不思議に思ったけれど、それ以上に榊君の苦悩が伝わって来て、胸の奥に鈍い痛みが走る。だから、つい言葉を零してしまっていた。
「――私にはご家庭の事情は分からない。でも、榊君は本当に逃げ出そうだなんて思っていないと思う」
「え……?」
窓の向こうのどことも分からない方に向けられていた視線が、私の方へと移る。
「一人になった今でも、こうやってお母さんのこと考えて悩んでいるんだよね?」
きっと本当は逃げたいわけじゃない。だから苦しむ。私にはそう思えた。
「人が誰かのために出来ることって、ほとんどないんだと思う。それでも、何ができるかと悩んで考えてしまうのはその人が大切だからだよ。その思いは、必ず伝わる日が来る」
自分の母親を想って胸を痛めている。親子の縁は距離で切れるものじゃない。その想いは時間がかかっても届くはずだ。

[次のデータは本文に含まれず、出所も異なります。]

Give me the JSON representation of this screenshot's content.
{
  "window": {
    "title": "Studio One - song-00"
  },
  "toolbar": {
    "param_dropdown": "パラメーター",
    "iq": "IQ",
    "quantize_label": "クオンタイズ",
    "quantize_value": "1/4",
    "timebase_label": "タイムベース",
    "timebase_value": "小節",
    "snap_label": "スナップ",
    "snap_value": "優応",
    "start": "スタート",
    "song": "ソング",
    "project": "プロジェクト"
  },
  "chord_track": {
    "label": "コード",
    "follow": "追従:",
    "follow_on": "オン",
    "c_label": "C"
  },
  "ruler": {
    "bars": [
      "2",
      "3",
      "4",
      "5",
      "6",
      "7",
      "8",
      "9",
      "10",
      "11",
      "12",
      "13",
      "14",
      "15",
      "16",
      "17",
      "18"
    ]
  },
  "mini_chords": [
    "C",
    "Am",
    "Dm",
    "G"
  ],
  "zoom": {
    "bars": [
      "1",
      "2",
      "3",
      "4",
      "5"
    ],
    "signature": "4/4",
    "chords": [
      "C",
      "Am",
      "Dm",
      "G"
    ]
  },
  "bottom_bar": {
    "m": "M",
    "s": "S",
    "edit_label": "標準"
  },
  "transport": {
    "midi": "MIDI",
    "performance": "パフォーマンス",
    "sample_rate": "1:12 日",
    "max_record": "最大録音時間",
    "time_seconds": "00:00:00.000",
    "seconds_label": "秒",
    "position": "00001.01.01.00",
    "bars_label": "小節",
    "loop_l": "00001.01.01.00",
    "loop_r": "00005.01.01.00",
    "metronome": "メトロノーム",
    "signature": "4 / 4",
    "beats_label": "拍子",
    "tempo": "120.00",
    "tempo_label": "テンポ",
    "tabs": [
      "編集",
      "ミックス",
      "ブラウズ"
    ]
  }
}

「いつか、本当にお母さんを救える日が来るといいね。来てほしいな」
榊君が瞬きもせず強い眼差しで私を見ていた。その視線に、自分の言動が改めて蘇る。
「――って、勝手なことを言ってるよね。何も知らないのに、ごめん」
何を知っているわけでもないのに、無責任なことを言ってしまった。
「……う、ううん。そんなことないよ。そんなことない」
榊君の声が微かに震える。
「ありがとう……」
噛みしめるような言い方が、何故かずっと胸に残った。
「君は、そんなだから、汚れきった人間ほど甘えてしまいたくなるんだろうな」
耳に届いた低い声に、ビクッとする。一瞬誰のものか分からなくて、周囲を見渡す。もう一度榊君の顔を見つめても、その唇は閉じられたままだった。